Фомин замялся, глупо хмыкнул, шмыгнул носом.
– Точно не отвечу, но, полагаю, пополуночи часу во втором.
– Во втором, говоришь… хорошо. А ведь я тоже в это время на батарее был и тоже бодрствовал, но ничего подобного не видел. Как же так получается, Фомин? Значит, соврал ты?
Фомин, взволнованный и обиженный, поднялся:
– Никак нет, ваше высокородие, не врал я. Видел Богоматерь, видел!
В голосе Фомина было так много искреннего убеждения в истинности своих слов, что Лихунов тут же понял: «Если мне не удастся сейчас убедить их, то завтра вся батарея увидит Богородицу».
– Ну как же, Фомин, ты мог видеть ее, если даже я, твой командир, ее не видел? – насмешливо, словно речь шла о чем-то совершенно несерьезном, сказал Лихунов, ожидая, что смутит сибиряка, но канонир, упрямо наклонив голову, стоял на своем:
– А вы, ваше высокородие, могли и не видеть ее вовсе. Богородица не всем открывается в обличье своем. Стало быть, счастливей я вашего высокородия, подфартило мне.
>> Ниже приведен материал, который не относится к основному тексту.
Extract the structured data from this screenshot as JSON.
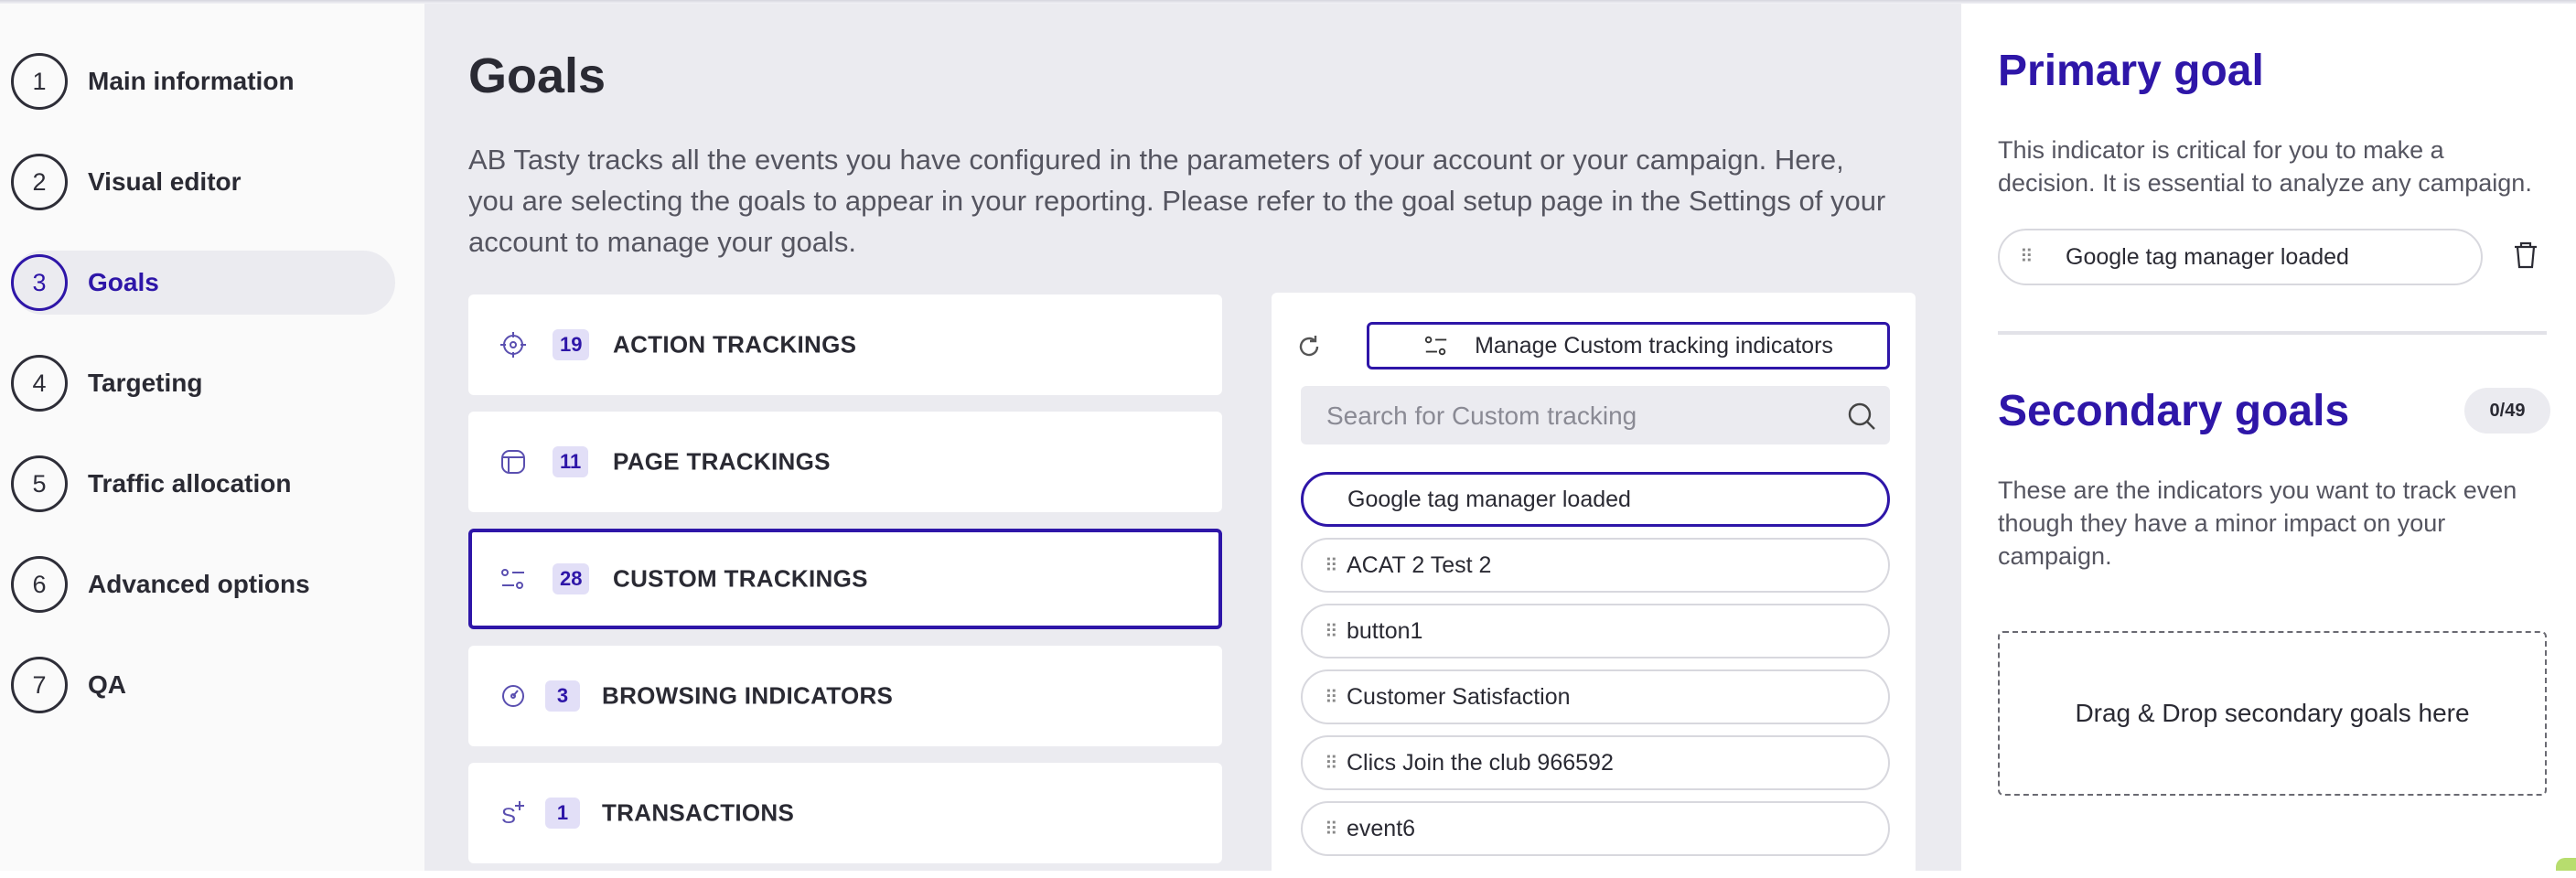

Довод Фомина оказался столь неожиданно веским, что Лихунов затруднился ответить сразу. Помешкав, сказал:
– Ну хорошо, Фомин, пускай, повезло тебе, но наперед я всех предупреждаю: если еще кому-нибудь так повезет и он увидит Царицу Небесную, Михаила, Гавриила, Рафаила или еще кого-нибудь из горней братии, то пускай радость по этому поводу при себе держит, или не избежать счастливчику этому самого строгого дисциплинарного взыскания. Вам всем понятно? – возвышая голос, закончил Лихунов, и кое-кто из канониров, своим умом дошедший до понимания несерьезности всех этих рассказов, охотно ответил: «Понятно, вашесыкородие», но большая часть артиллеристов промолчала, а Левушкин, недужный и, должно быть, медленно умирающий, глухим, но уверенным голосом заговорил:
– Нам понятно, конечно, вашесыкородие, что приказа ослушаться никак нельзя, но что ж вы от нас требуете такое? Ведь жисть наша здесь, в окопе, сами ж знаете… коротенькая. Завтра, может, хлопнет фугасом в самую середку окопа орудийного, да и отплясали… – Он остановился, переводя дух, но продолжал уже не тихо и глухо, как прежде, а громко и воодушевленно, словно и не командир вовсе стоял сейчас перед ним. – Так зачем же вы, вашесыкородие, то у нас отобрать хотите, что нам по праву сызмальства-то принадлежит – веру нашу? Какая же худа в том, что солдат Богоматерь узреть сподобился? Мы ведь, хоть и страшные с виду, пушками могем управлять, по врагу палим, но знаете ли вы… какими слабыми кажемся мы сами себе на самом-то деле? Али не ведомо вам, как страшно нам здеся всем бывает, что даже муравей, которого сапогами топчешь, куда лучше, думаешь, самого тебя устроен. Так кому же, скажите, нас жалеть, как не нашим заступникам, Спасителю предстоящим? Как можете вы, вашесыкородь, запрещать нам рассказы такого роду? Али не поймете, что лучшая они для нас поддержка, помощь? Да не Антихрист же вы!!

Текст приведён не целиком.